Saturday wasn’t a long wait. I had a quick shower and the old rat smelled something and asked me what I was up to. I told her that I was going to a farewell party of a teacher from my school (how lame was that for an excuse to get away from the wicked witch of the west). I got ready into my really pretty dress that I managed to bring with me when I departed my posh home; it was a black coloured mini dress with silver sequin and glitter on it. I curled my hair and put on contact lenses which I bought in secret because the old cow won’t let me wear them. I put on make-up because I was so professional at it and made my way to the outside of my house. Darren’s black Mercedes Benz pulled over and he got out and ushered me to my seat. We got to a posh restaurant called “Platinum Dish”, the weirdest of all name but the prices were drop dead expensive. Me and him we both chatted about our lives, I had to make up half the stuff about my life. He was sweet and good as a person. I guess I judged him before I even met him. He was very confounding about who I was, obviously everyone probably thinks I don’t even exist. I told him that we were both in the same chemistry class. But he didn’t recall anything about me being presence in any of the chemistry lessons. Why would he? I mean I am the nerdy one sitting silently doing the work to the best of high standard. After, we made our way back to his posh car and he started the car and we were both talking and laughing around and suddenly he kissed me unexpectedly, I didn’t know what my cue was, but I was puzzled. He just stared at me for a whole five second and then said he was sorry. I didn’t know why he apologized, I mean I liked it. When he turned we went silent again and I kissed him back but with a lot of passion. We were both intimately kissing that I didn’t realize anything around me at all. Well, we were in a car that’s all I knew. Soon the kiss got even intimate and after that everyone probably would’ve guessed what happened after that. I mean we kissed. Then he got drunk. We talked. Then we kissed and then he forced me into having sex. I mean I kissed him because I just liked the warmth of his luscious lips against mine, but it got out of control.
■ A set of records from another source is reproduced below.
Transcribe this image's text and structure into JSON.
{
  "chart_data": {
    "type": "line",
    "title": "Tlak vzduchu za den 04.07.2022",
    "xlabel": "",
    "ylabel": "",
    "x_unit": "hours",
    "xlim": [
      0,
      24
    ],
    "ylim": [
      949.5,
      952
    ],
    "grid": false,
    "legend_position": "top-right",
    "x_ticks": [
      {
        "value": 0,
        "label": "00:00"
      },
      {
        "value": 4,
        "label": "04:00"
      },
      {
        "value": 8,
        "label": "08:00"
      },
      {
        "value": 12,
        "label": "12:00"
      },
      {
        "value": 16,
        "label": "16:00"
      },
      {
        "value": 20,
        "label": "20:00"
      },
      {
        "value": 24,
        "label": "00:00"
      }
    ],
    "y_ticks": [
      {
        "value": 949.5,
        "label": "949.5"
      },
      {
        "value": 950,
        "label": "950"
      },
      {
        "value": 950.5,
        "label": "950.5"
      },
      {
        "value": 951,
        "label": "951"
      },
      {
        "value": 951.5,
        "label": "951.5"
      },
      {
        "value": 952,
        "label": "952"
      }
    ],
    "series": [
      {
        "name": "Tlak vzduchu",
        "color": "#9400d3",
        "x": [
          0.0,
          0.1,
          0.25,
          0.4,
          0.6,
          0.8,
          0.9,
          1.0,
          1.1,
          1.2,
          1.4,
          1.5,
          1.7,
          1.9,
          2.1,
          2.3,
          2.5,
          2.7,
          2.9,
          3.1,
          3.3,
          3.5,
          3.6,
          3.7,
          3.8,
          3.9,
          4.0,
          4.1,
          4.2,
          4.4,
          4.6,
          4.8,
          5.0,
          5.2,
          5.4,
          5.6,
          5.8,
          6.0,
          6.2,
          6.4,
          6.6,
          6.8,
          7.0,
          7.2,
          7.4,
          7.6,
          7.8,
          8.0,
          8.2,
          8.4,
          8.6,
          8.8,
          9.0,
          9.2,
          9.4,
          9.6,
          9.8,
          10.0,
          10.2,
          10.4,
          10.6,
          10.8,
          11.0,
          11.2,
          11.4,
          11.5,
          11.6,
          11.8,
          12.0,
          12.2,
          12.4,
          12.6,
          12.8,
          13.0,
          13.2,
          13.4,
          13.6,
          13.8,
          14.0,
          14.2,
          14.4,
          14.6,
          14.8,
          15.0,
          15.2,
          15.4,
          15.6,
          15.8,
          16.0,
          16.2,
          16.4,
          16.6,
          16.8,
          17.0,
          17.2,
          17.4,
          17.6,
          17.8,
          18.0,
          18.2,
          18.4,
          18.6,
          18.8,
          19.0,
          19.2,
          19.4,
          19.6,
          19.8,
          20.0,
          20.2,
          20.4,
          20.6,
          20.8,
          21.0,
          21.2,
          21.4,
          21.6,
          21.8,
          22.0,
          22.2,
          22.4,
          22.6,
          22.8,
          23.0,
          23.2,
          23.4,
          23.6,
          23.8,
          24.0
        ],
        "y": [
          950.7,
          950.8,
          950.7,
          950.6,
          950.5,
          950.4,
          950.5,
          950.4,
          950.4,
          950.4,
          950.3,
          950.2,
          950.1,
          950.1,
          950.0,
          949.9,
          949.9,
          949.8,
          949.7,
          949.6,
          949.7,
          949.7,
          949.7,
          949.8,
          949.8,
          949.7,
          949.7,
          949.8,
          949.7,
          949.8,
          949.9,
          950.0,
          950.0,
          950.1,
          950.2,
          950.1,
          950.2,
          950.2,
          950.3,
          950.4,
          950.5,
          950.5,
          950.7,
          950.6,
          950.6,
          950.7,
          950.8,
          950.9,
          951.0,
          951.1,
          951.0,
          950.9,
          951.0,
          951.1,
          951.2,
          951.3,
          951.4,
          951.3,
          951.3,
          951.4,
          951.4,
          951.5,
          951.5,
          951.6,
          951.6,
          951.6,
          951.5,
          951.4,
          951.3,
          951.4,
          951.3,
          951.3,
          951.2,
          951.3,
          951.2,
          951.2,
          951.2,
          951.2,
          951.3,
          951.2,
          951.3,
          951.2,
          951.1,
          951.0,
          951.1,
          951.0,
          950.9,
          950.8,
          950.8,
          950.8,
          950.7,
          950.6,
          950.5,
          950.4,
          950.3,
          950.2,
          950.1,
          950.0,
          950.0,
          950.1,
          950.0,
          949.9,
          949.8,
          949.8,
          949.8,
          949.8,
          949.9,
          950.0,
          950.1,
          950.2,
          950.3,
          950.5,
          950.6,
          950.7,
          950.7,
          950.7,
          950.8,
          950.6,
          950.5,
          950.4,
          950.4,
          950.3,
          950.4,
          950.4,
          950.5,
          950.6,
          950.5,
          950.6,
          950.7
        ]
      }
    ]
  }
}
After, that he left me like he does to all the girls after two days he broke up with me. Left me pregnant, ruined my life and went off to New York to be a bloody male model. When my mother found out, I was ancient history. She went ballistic and told me how ashamed of myself I should be. I mean it wasn’t my fault and she didn’t listen to my side of the story. I then had an abortion, left me heart broken. My mother got a bloody job and got paid stacks of cash and we became so rich just like that. The woman that my father went off with, cheated on him, and went off with a different bloke and my father was left with no one to turn to. So many different men proposed to my mother, they were all rich but she chooses Henry Jacobb the librarian out of them all. No one still cares about me even after being rich, but they did care when I became famous. I had an offer from a modeling agency from New York to model Designer clothing etc. I accepted the offer and they told me to visit them during Christmas. So every girl envied me and I was so proud. As to Darren who ruined my life, he is ancient history and our love wasn’t all that great because I am not sure I even loved him that’s why it’s a mystified love.